The air thickens, crackling with his energy. He’s here. Watching. Waiting. Always waiting.
“My sweet Snow Pea,”he rasps against my ear, impossibly close.
I spin, stumbling back. My heel catches on the edge of the rug, and I stagger until the backs of my knees hit the mattress. I reach behind me for balance—fingers clutching the sheets—just as something brushes against my thigh.
Not harsh. Not painful. Just deliberate.
I gasp.
A shadow coils around my calf, slowly, like it’s tasting me. Another tendril slips beneath the hem of my pajama pants, spiraling up, curious. Possessive.
I fall onto the bed, heart crashing in my chest. The darkness gathers around me—thick, alive—curling around my legs, slinking up my sides.
It doesn’t hurt. It lingers. It learns.
The tendrils spiral along my hips and thighs. Cold, then warm. Barely there, then all-consuming. The sensation is impossible to describe—like it’s bypassing my skin entirely and feeding straight into my nervous system.
My breath shudders out of me, and I know I should scream. I know I should fight.
But I don’t.
Because a sick, twisted, fucked up part of me wants to know what happens if I don’t.
A teasing stroke glides over the inside of my thigh. I feel it through my clothes like the fabric isn’t even there. My head falls back as a shiver races through me, and a whimper—traitorous, soft, hungry—escapes.
The shadows pause as if they’re listening.
The air trembles, like they’re waiting for permission.

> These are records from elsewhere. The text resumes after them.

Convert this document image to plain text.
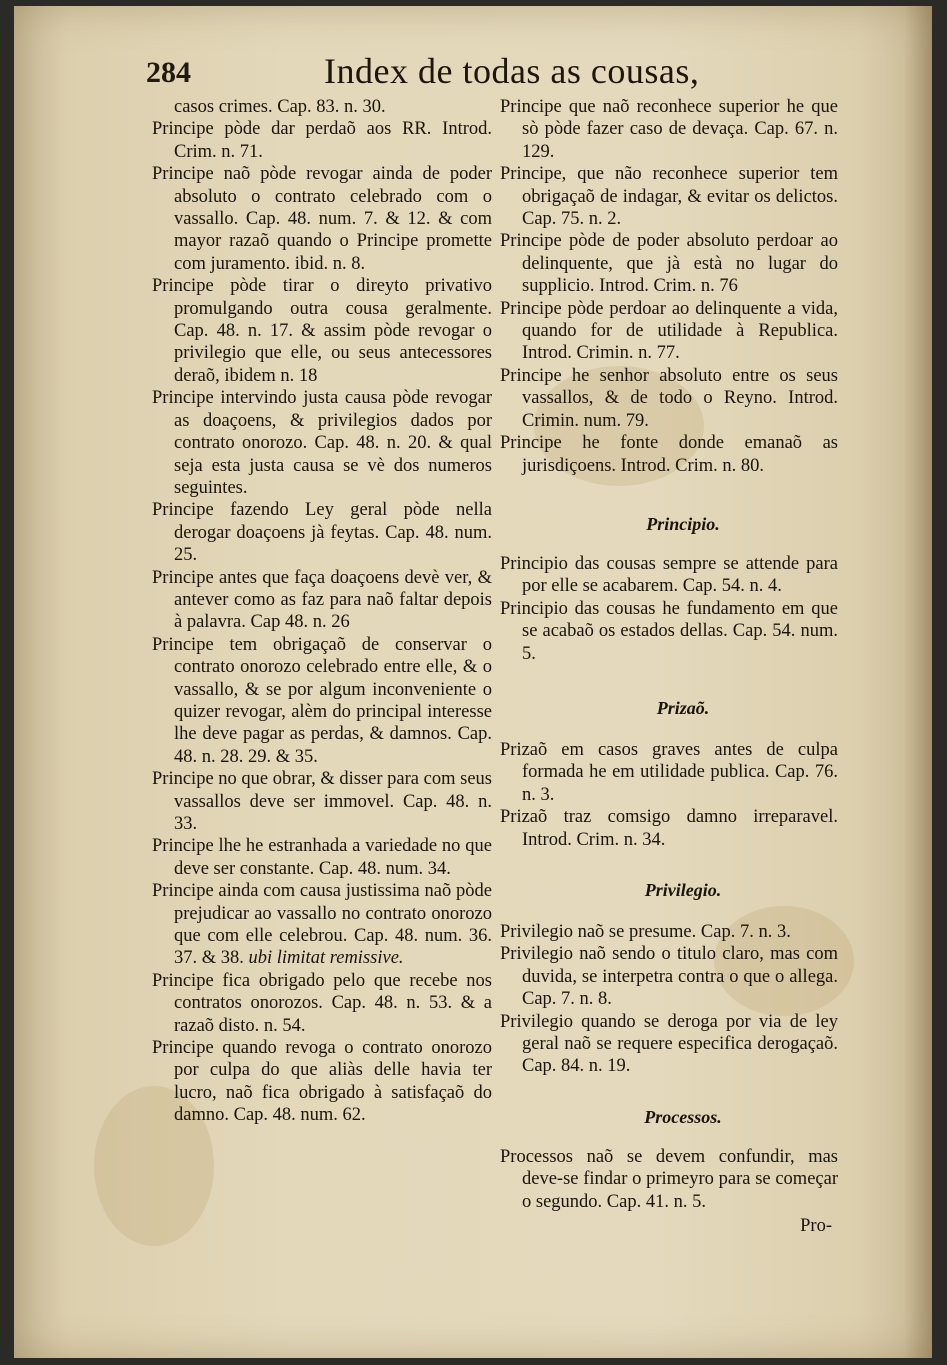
284	Index de todas as cousas,

casos crimes. Cap. 83. n. 30.

Principe pòde dar perdaõ aos RR. Introd. Crim. n. 71.

Principe naõ pòde revogar ainda de poder absoluto o contrato celebrado com o vassallo. Cap. 48. num. 7. & 12. & com mayor razaõ quando o Principe promette com juramento. ibid. n. 8.

Principe pòde tirar o direyto privativo promulgando outra cousa geralmente. Cap. 48. n. 17. & assim pòde revogar o privilegio que elle, ou seus antecessores deraõ, ibidem n. 18

Principe intervindo justa causa pòde revogar as doaçoens, & privilegios dados por contrato onorozo. Cap. 48. n. 20. & qual seja esta justa causa se vè dos numeros seguintes.

Principe fazendo Ley geral pòde nella derogar doaçoens jà feytas. Cap. 48. num. 25.

Principe antes que faça doaçoens devè ver, & antever como as faz para naõ faltar depois à palavra. Cap 48. n. 26

Principe tem obrigaçaõ de conservar o contrato onorozo celebrado entre elle, & o vassallo, & se por algum inconveniente o quizer revogar, alèm do principal interesse lhe deve pagar as perdas, & damnos. Cap. 48. n. 28. 29. & 35.

Principe no que obrar, & disser para com seus vassallos deve ser immovel. Cap. 48. n. 33.

Principe lhe he estranhada a variedade no que deve ser constante. Cap. 48. num. 34.

Principe ainda com causa justissima naõ pòde prejudicar ao vassallo no contrato onorozo que com elle celebrou. Cap. 48. num. 36. 37. & 38. ubi limitat remissive.

Principe fica obrigado pelo que recebe nos contratos onorozos. Cap. 48. n. 53. & a razaõ disto. n. 54.

Principe quando revoga o contrato onorozo por culpa do que aliàs delle havia ter lucro, naõ fica obrigado à satisfaçaõ do damno. Cap. 48. num. 62.

Principe que naõ reconhece superior he que sò pòde fazer caso de devaça. Cap. 67. n. 129.

Principe, que não reconhece superior tem obrigaçaõ de indagar, & evitar os delictos. Cap. 75. n. 2.

Principe pòde de poder absoluto perdoar ao delinquente, que jà està no lugar do supplicio. Introd. Crim. n. 76

Principe pòde perdoar ao delinquente a vida, quando for de utilidade à Republica. Introd. Crimin. n. 77.

Principe he senhor absoluto entre os seus vassallos, & de todo o Reyno. Introd. Crimin. num. 79.

Principe he fonte donde emanaõ as jurisdiçoens. Introd. Crim. n. 80.

Principio.

Principio das cousas sempre se attende para por elle se acabarem. Cap. 54. n. 4.

Principio das cousas he fundamento em que se acabaõ os estados dellas. Cap. 54. num. 5.

Prizaõ.

Prizaõ em casos graves antes de culpa formada he em utilidade publica. Cap. 76. n. 3.

Prizaõ traz comsigo damno irreparavel. Introd. Crim. n. 34.

Privilegio.

Privilegio naõ se presume. Cap. 7. n. 3.

Privilegio naõ sendo o titulo claro, mas com duvida, se interpetra contra o que o allega. Cap. 7. n. 8.

Privilegio quando se deroga por via de ley geral naõ se requere especifica derogaçaõ. Cap. 84. n. 19.

Processos.

Processos naõ se devem confundir, mas deve-se findar o primeyro para se começar o segundo. Cap. 41. n. 5.

Pro-
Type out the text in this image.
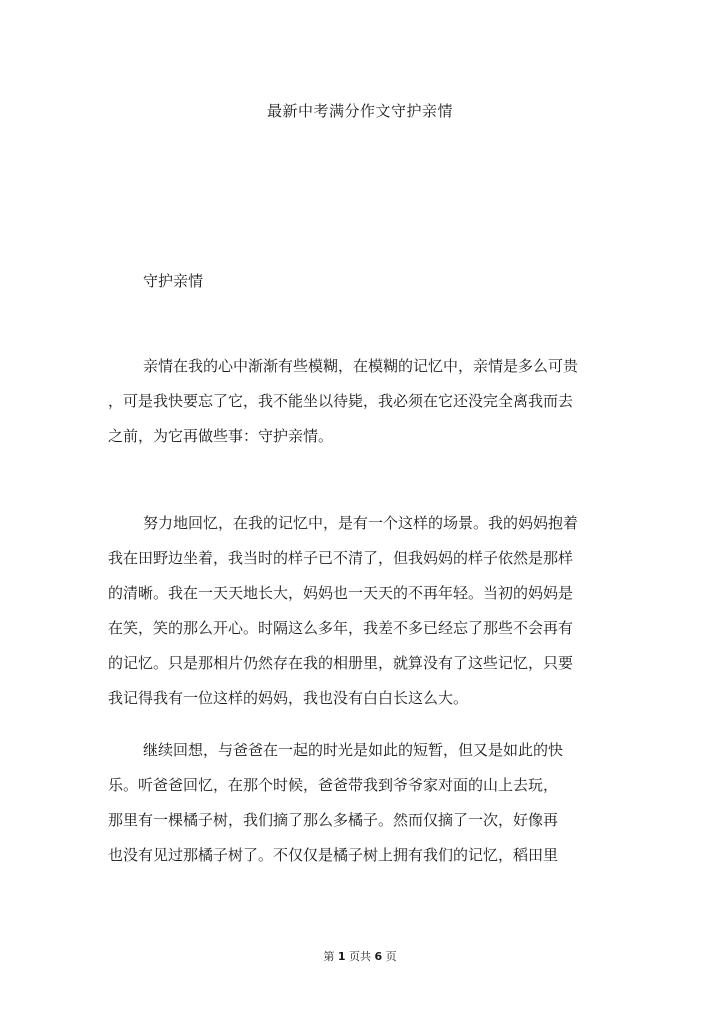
最新中考满分作文守护亲情
守护亲情
亲情在我的心中渐渐有些模糊，在模糊的记忆中，亲情是多么可贵
，可是我快要忘了它，我不能坐以待毙，我必须在它还没完全离我而去
之前，为它再做些事：守护亲情。
努力地回忆，在我的记忆中，是有一个这样的场景。我的妈妈抱着
我在田野边坐着，我当时的样子已不清了，但我妈妈的样子依然是那样
的清晰。我在一天天地长大，妈妈也一天天的不再年轻。当初的妈妈是
在笑，笑的那么开心。时隔这么多年，我差不多已经忘了那些不会再有
的记忆。只是那相片仍然存在我的相册里，就算没有了这些记忆，只要
我记得我有一位这样的妈妈，我也没有白白长这么大。
继续回想，与爸爸在一起的时光是如此的短暂，但又是如此的快
乐。听爸爸回忆，在那个时候，爸爸带我到爷爷家对面的山上去玩，
那里有一棵橘子树，我们摘了那么多橘子。然而仅摘了一次，好像再
也没有见过那橘子树了。不仅仅是橘子树上拥有我们的记忆，稻田里
第 1 页共 6 页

Then they press in again—hungrier now. Bolder. The darkness slides along my ribs, my waist, curling around my neck like a hand. I clutch the edge of the mattress, hips arching forward like my body’s been waiting for this specific sensation. Like it knows exactly where I need to be touched.
My knees part. My hips rock, chasing the sensation I shouldn’t want but do anyway.
And that’s what ruins me. The honesty of it. The sheer, helpless need.
I hate how good it feels.
I hate that I don’t want it to stop.
A pulse ripples through the air, and something inside me pulls. Not just physical—but soul deep. Like a string tethered to something ancient and dangerous is being drawn taut, stretched until it hurts.
And just before it can snap?—
An explosion of light.
My bedside lamp flares to life, bright and sudden and wrong, like the room is trying to pretend it was never dark at all. The shadows vanish so fast it sucks the air out of the room with them.
I stand up too fast and immediately crumple forward onto my hands and knees, gasping. My skin still tingles where he touched me. Phantom pressure lingers across my thighs, between my legs, along my throat. I can still feel the outline of where the shadows had wrapped around me. Owned me.
My body hums. Not just with fear.
With want.
That’s the most terrifying part. The need that coils tighter with every beat of my racing heart.
I’m still on the floor—knees pressed into the rug, fingers curled into the carpet like it’s the only thing anchoring me to this reality. My body hums with aftershocks. The shadows. The touch. The ache that refuses to leave.